When she acts the part of the
     dominatrix in the Klaw photographs, she narrows her eyes and knits
her brow fiercely and mostly
     looks silly. When she plays the passive role, tied up by another
Klaw model, her moue of distress
     is goggle-eyed, comically exaggerated; she might as well be a
silent movie heroine lashed to a
     train track. She's game, she's diligent, but she never seems to
inhabit a role or to let it consume
     her. She won't take it seriously. And no woman ever inflamed a man
by giggling.

     In Bettie Page: The Life of a Pin-Up Legend, Paula Klaw praises
Bettie as a woman of many
     expressions who "could have been an actress." But the truth is that
she always looks the same;
     and that is her particular grace. What lifts her photos above the
blankness and the deadness of so
     much porn and pseudo-porn is the stubborn, exuberant persistence of
a self, the irreducible core
     of a personality shining through. Bettie is never inert; she is
always Bettie; the girl can't help it.
     Often her pictures are curiously unarousing, as though the
undeniable presence of a particular
     person in all these erotic set-ups (Bettie in pom-poms, Bettie in
heels, Bettie in chains) could only
     undermine their purpose. The effect is of objectification without
anonymity; objectification without
     abstraction. In this way, the aim of pornography- -to let the
viewer generalize from this body to
     other bodies, including his own--is unwittingly thwarted. There is
a wonderful photo in Essex and
     Swanson's book, a candid shot taken in Irving Klaw's "studio." Klaw
is in the background,
     rumpled and overweight and grinning because he's just put his foot
through a shabby prop
     staircase. Bettie is standing in front of him, wearing
black-and-white lace lingerie and vivid
     coral-red lipstick. She has her head thrown back and she's cracking
up--laughing, one imagines,
     at the whole enterprise of dirty pictures. And what's wonderful
about the photo is that it's not
     really so different, in its mood of gentle mockery, from some of
the posed photos taken in the
     same setting. It reminds you that in interviews Bettie Page always
described her modeling as a
     kick. "I was happy cavorting around stark naked on the beach," she
said. Or, of the Klaw
     photos, "The other models and I enjoyed doing these crazy things.

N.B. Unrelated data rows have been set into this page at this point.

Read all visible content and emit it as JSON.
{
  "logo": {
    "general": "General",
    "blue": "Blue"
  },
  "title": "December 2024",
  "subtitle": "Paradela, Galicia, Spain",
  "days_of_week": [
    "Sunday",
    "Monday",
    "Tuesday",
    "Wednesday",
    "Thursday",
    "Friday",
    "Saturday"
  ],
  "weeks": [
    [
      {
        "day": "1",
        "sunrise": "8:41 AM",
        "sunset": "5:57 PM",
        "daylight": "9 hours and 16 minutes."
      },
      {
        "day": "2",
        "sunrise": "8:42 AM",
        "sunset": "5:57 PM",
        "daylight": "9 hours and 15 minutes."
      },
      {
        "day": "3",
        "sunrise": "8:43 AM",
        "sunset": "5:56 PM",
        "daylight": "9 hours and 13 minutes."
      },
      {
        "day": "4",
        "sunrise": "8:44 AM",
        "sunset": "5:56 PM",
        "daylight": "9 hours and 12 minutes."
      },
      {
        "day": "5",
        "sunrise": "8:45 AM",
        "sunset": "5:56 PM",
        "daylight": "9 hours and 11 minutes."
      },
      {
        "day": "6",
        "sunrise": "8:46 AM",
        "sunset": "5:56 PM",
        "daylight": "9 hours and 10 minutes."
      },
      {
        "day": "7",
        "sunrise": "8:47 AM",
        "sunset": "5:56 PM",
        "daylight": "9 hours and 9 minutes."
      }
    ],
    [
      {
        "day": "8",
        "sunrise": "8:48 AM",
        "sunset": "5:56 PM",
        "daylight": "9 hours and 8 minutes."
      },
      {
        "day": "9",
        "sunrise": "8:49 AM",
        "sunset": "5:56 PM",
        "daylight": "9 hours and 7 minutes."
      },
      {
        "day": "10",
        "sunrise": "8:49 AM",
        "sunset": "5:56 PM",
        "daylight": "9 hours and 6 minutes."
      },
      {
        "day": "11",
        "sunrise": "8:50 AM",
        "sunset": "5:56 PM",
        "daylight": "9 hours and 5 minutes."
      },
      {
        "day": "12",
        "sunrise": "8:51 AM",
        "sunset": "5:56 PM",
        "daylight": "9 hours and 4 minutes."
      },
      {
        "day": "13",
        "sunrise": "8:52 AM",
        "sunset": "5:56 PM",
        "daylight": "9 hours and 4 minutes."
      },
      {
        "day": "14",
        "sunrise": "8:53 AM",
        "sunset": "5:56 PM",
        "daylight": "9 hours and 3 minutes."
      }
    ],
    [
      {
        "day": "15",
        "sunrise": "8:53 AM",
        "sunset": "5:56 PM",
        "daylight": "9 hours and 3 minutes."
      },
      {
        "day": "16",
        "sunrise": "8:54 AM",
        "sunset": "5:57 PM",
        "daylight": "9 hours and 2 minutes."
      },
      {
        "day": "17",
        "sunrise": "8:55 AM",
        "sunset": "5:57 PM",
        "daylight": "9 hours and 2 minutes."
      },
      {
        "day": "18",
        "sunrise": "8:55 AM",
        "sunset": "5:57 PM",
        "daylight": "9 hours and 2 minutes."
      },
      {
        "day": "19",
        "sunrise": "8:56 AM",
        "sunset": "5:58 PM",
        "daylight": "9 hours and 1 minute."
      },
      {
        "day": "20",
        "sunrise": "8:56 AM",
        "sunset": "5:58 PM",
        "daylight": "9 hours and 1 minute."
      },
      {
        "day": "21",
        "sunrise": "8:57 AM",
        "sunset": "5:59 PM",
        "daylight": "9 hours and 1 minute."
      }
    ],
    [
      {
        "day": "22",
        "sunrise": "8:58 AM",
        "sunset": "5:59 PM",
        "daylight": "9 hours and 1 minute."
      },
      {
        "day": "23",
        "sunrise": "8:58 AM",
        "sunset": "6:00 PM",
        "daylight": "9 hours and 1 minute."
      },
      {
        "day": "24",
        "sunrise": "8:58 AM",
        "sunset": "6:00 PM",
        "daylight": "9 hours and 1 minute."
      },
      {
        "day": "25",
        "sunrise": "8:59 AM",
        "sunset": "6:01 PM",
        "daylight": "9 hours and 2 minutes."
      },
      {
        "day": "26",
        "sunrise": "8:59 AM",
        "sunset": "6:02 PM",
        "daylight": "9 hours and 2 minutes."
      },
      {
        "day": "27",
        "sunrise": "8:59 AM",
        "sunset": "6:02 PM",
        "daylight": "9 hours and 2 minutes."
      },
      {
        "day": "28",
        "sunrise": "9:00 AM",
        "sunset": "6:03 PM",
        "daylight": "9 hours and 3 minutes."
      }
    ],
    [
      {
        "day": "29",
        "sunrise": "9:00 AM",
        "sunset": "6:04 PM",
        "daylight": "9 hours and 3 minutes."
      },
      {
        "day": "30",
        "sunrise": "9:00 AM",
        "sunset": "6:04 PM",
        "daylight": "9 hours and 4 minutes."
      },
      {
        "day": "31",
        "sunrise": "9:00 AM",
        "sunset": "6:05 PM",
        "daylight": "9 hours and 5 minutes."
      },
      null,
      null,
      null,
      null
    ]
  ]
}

The craziest thing I was asked
     to do was pose as a pony, wearing a leather outfit with a lead and
everything. We just died
     laughing." Bettie Page represents something unusual: she's the sex
joke who's in on the joke.
     Unlike the Judy Holliday type, the sexy ditz who isn't supposed to
know that she is sexy, Bettie
     Page is fully aware of the comedy of desire. It was altogether
appropriate that in October 1955
     she adorned the cover of a magazine called Chicks and Chuckles.

     Of course, remarks such as the ones I've just quoted might suggest
that Bettie Page achieved her
     equanimity about her work at the price of a certain lack of
imagination. To this day, she can't
     seem to fathom why anyone would have considered Klaw's work
pornographic. By today' s
     standards, it wasn't--it contained no nudity, no simulated sex
acts. Still, her disingenuousness can
     make her sound a bit thick. About the Kefauver Commission, the
congressional investigation that
     targeted Klaw in 1955, Page professes bafflement. "They thought
Irving was doing pornography.
     I don't know where they got that idea," she told Essex and Swanson.
"Irving was a very nice
     fellow, his models were never naked and there were never any men in
the photographs." And her
     own role in the fetish photographs? "It was part of posing and
posing was very natural to me."
     Besides, she says, "I was young and open to new experiences."
Anti-porn feminists, among
     others, might dismiss such attitudes as evidence of false
consciousness, a numb refusal to
     acknowledge a career built on her own abjection. But Page' s
comments remind me of something
     else: the attitude of a whole generation of entertainers who came
to Hollywood or New York
     from small towns in middle America, propelled by their good looks,
prepared to work hard and
     generally modest in their expectations of success. There were
hundreds, maybe thousands, of
     such B-movie actors in the '40s and '50s. They never studied the
Method, never thought of what
     they did as art, never figured on living like Hollywood royalty.
They called their work show biz,
     and felt forever grateful that it was a biz at all, that they could
actually be paid for playacting.
     (They tended to be rather dim when it came to managing money.)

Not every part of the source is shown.